Of course, humans have engineered plants and animals for thousands of years. But I don't trust the big companies. Scotts has been successfully developing Roundup-resistant grass varieties for a while. Imagine what will happen when lawn grass becomes a weed that cannot be killed.
There is an incredibly thin line between capitalism and greed. And greed is the goal of most mega-companies. Developing countries are desperate for GM crops. But as an example, look at the pharmaceutical companies and how they restrict sharing life-saving drugs in the name of profit.
The big companies cannot be trusted. Consider the pressure the chemical companies have put on the government to squash organic farming; and support government subsidies that go to commercial farming -- not to organic farming -- or even independent farmers that can barely scrape by. And on, and on.

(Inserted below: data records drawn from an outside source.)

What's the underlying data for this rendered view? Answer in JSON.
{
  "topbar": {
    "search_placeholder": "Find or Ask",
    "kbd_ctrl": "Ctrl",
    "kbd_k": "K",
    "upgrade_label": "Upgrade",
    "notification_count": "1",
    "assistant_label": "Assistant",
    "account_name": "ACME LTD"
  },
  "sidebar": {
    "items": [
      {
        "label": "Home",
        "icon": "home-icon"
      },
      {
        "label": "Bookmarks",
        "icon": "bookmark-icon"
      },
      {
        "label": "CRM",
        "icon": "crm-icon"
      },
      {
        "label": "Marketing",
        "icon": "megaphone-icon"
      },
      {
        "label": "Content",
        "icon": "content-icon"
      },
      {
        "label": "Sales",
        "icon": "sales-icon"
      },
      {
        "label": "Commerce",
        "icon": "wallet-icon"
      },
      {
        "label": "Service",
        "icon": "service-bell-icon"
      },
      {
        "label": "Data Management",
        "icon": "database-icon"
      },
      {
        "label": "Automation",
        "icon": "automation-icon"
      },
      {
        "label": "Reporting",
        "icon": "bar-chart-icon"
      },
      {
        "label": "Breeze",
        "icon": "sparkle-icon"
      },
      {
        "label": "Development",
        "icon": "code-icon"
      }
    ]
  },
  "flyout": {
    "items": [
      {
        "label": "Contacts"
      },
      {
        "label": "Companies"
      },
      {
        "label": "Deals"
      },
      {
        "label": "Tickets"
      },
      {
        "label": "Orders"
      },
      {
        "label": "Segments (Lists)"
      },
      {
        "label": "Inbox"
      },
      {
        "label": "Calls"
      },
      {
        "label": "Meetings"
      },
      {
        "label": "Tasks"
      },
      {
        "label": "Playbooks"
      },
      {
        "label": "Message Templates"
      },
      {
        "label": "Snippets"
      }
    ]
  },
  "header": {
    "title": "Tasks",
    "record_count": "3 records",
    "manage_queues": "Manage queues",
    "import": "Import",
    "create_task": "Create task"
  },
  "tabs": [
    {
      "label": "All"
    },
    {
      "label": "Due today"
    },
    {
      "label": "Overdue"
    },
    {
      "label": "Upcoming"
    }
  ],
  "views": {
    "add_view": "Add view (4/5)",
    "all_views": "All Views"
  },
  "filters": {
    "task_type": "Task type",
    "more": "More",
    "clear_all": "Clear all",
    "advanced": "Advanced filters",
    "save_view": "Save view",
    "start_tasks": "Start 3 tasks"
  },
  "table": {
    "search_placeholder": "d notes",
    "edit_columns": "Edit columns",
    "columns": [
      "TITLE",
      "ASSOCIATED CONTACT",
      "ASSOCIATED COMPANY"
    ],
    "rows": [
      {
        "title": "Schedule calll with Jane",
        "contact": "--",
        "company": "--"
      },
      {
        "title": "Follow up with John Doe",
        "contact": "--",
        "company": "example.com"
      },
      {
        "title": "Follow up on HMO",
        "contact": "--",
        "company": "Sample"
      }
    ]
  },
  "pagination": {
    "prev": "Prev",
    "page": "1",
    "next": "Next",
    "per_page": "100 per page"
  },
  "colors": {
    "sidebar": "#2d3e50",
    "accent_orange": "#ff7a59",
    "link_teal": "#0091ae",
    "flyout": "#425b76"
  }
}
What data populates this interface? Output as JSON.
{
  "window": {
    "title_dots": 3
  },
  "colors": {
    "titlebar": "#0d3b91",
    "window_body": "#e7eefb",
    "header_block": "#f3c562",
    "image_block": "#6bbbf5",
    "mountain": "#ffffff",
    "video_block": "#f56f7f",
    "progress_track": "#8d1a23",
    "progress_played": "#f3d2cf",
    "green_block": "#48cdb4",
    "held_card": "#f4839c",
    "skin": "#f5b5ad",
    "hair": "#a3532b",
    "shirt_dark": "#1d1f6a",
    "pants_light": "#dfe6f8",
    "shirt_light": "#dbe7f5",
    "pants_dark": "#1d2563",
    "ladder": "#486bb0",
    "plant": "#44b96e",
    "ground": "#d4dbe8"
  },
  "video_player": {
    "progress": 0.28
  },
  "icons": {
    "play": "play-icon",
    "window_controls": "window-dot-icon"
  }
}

How much money has been spent trying to develop a blue rose?

Joseph said...

Good points on an issue I didn't get into here. With something this powerful, who controls the technology is a major issue. Intellectual property law is a BIG part of this. I like debate in these terms -- who controls it? How much do we trust them? Those are important questions, and much more productive than asking if GM technology good or bad.
Herbicide resistant turf grass is a spectacularly stupid idea -- and at this point, it doesn't look like it will ever get to the market (thank goodness). It is, however, an economic issue, not an ecological one. Bad news for farmers who rely on Round-Up to control weeds, but not for natural landscapes or even organic farms where herbicides aren't sprayed.